Description
This is an intense 7-week, 5 Day/week training plan specifically designed to prepare athletes for the Fitness Assessment and 12 Mile Ruck required for the Expert Soldier Badge. Below are the events tested:
- Max Rep Push Ups in 2 Minutes
- Max Rep Sit Ups in 2 Minutes
- 2-Mile Run for Time
- 12-Mile Ruck for Time @ 35# Dry Weight – 3 Hour Standard.
This training plan is designed to be completed the 7 weeks directly before you take the ESB initial PFT (push ups, sit ups, 4-mile run).
Week 7 in the plan is an assessment and taper/unload week.
This is Version 2 of this training Plan, built August, 2021.
Assessment-Based
This training plan is assessment-based, and the follow on progressions are based on the individual athlete’s most recent assessment results. In this way the plan automatically “scales” to the incoming fitness of the athlete and continues to push him/her as his/her fitness improves.
As part of this plan, you’ll take the ESB Fitness Assessment (push up, sit ups, 2-mile run) three times – beginning, middle and end.

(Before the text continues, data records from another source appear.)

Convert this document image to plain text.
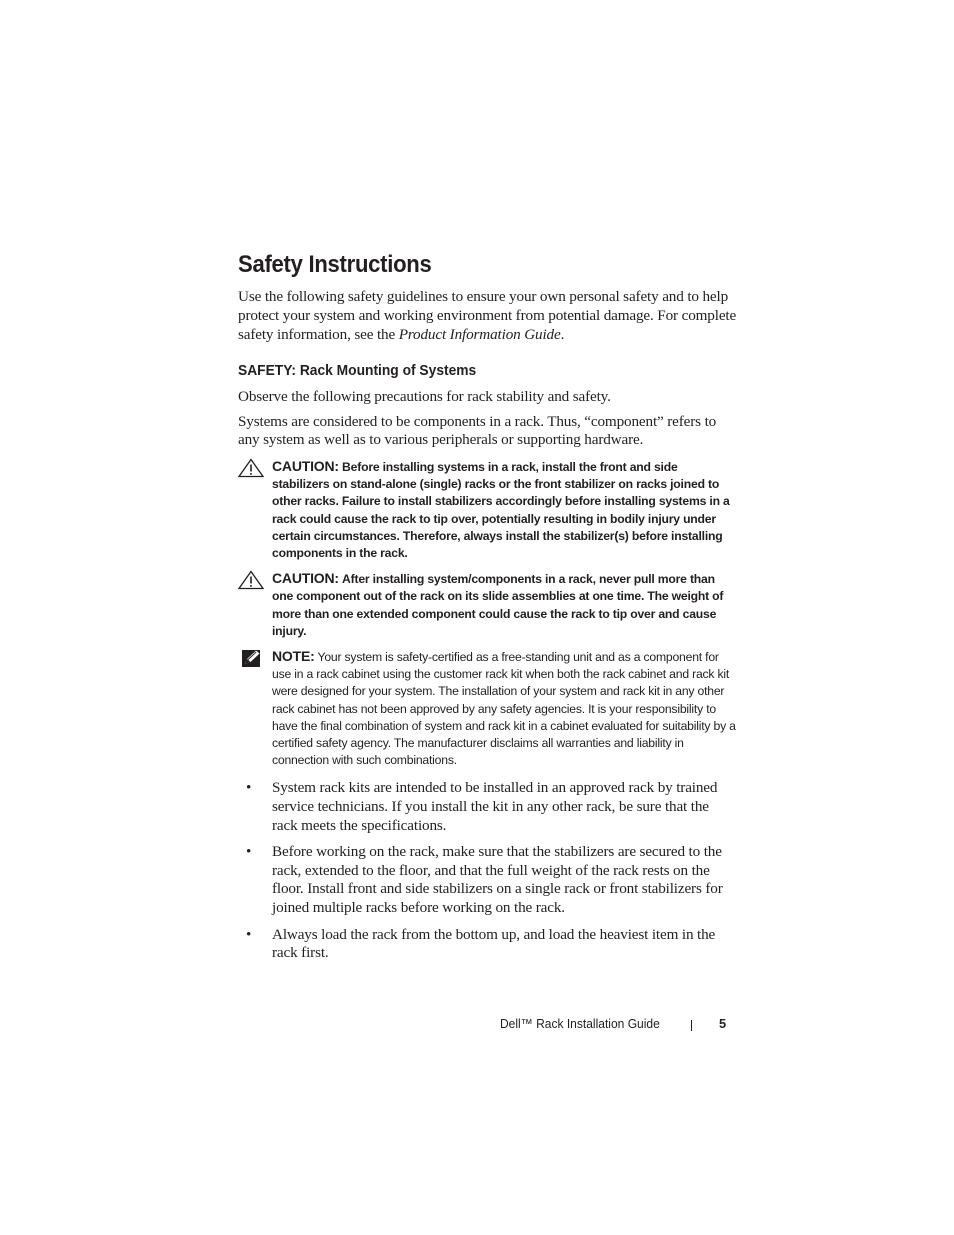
Safety Instructions

Use the following safety guidelines to ensure your own personal safety and to help protect your system and working environment from potential damage. For complete safety information, see the Product Information Guide.

SAFETY: Rack Mounting of Systems

Observe the following precautions for rack stability and safety.

Systems are considered to be components in a rack. Thus, “component” refers to any system as well as to various peripherals or supporting hardware.

CAUTION: Before installing systems in a rack, install the front and side stabilizers on stand-alone (single) racks or the front stabilizer on racks joined to other racks. Failure to install stabilizers accordingly before installing systems in a rack could cause the rack to tip over, potentially resulting in bodily injury under certain circumstances. Therefore, always install the stabilizer(s) before installing components in the rack.
CAUTION: After installing system/components in a rack, never pull more than one component out of the rack on its slide assemblies at one time. The weight of more than one extended component could cause the rack to tip over and cause injury.
NOTE: Your system is safety-certified as a free-standing unit and as a component for use in a rack cabinet using the customer rack kit when both the rack cabinet and rack kit were designed for your system. The installation of your system and rack kit in any other rack cabinet has not been approved by any safety agencies. It is your responsibility to have the final combination of system and rack kit in a cabinet evaluated for suitability by a certified safety agency. The manufacturer disclaims all warranties and liability in connection with such combinations.
• System rack kits are intended to be installed in an approved rack by trained service technicians. If you install the kit in any other rack, be sure that the rack meets the specifications.
• Before working on the rack, make sure that the stabilizers are secured to the rack, extended to the floor, and that the full weight of the rack rests on the floor. Install front and side stabilizers on a single rack or front stabilizers for joined multiple racks before working on the rack.
• Always load the rack from the bottom up, and load the heaviest item in the rack first.
Dell™ Rack Installation Guide	5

In terms of rucking, the first 3 weeks of the plan builds your rucking volume and you’ll take your first 12-mile ruck assessment on week 4, and re-asses on week 7.
Progressive Programming
This plan will train push up and sit ups using MTI’s “Density” bodyweight progression methodology, which combines a progressed percentage-based set/rep scheme based on your most recent fitness assessment and 90 second density intervals.
Running and rucking performance is progressed using threshold pace-based interval repeats based on your most recent 2-mile run, and after week four, your 12-mile ruck, assessment.
Strength & Chassis Integrity Programming
The focus of this plan is improvement on the ESB Fitness Assessment (push ups, sit ups, 2-mile run) and the 12-mile ruck. However, on Wednesday of each week you’ll lower body strength via MTI’s leg blaster progress, pull ups, and Chassis Integrity (functional core).
Assessment Week Training Schedule (Weeks 1, 4, 7)
- Monday – ESB Fitness Assessment (2 min Push Ups, 2 min Sit Ups, 2-Mile Run)
- Tuesday – Ruck volume (weeks 1-3) or 12-mile Ruck Assessment (weeks 4 & 7)
- Wednesday – Strength, Chassis Integrity
- Thursday – ESB Fitness Assessment Progression (push ups, sit ups, run intervals)
- Friday – Ruck Volume (week 1) or Ruck intervals (week 4)
Non-Assessment Week Training Schedule for weeks 2, 3, 5, 6
- Monday – ESB Fitness Assessment Progression (push ups, sit ups, run intervals)
- Tuesday – Ruck Volume (week 2) or 6-Mile Ruck Interval (weeks 3, 5, 6)
- Wednesday – Strength, Chassis Integrity
- Thursday – ESB Fitness Assessment Progression (push ups, sit ups, run intervals)
- Friday – 4-Mile Ruck Intervals
Required Equipment
- Pull Up Bar
- Track or known 4-mile and 12 mile flat course distances
- Stopwatch and interval countdown timer (smartphone apps work)
- 40# sandbag (women), 60# sandbag (men)
- Ruck loaded with 35# dry Weight
- Optional: barbell with 10# and 25# plates, trap bar with with 10# and 25# plates
COMMON QUESTIONS
How long will sessions last?
Four days per week, the training sessions are designed to be completed in 90 minutes. One day/week will extend past 90 minutes for rucking volume, assessments or intervals.
What if I miss a day?
If you miss a day, make up the session you missed the next day and follow the programming as prescribed. Don’t skip ahead.
Any modifications for women?
These are prescribed in the training plan. For example, if the session calls for “3/6x pull ups” this means women complete 3x pull ups and men complete 6x pull ups. If the plan calls for “5x Sandbag Getups @ 40/60#” this means women complete 5x Sandbag Getups with a 40# sandbags and men complete 5x Sandbag Getups with a 60# sandbags.
What if I have more questions?
Email coach@mtntactical.com
DISCLAIMER
Before beginning any exercise program, consult with your physician to ensure that you are in proper health. Physical training contains inherent risks including, but not limited to, muscle strains, tears, physical and bodily injury up to and including death. This training program is not meant to provide medical advice; you should obtain medical advice from your private health care practitioner. If you are unable to assume these risks then you should not engage in this training program. No liability is assumed by Mountain Tactical Institute, Inc, its owners or employees, and you train at your own risk. Mountain Tactical Institute makes no warranty, express or implied, of any kind in connection with this training program.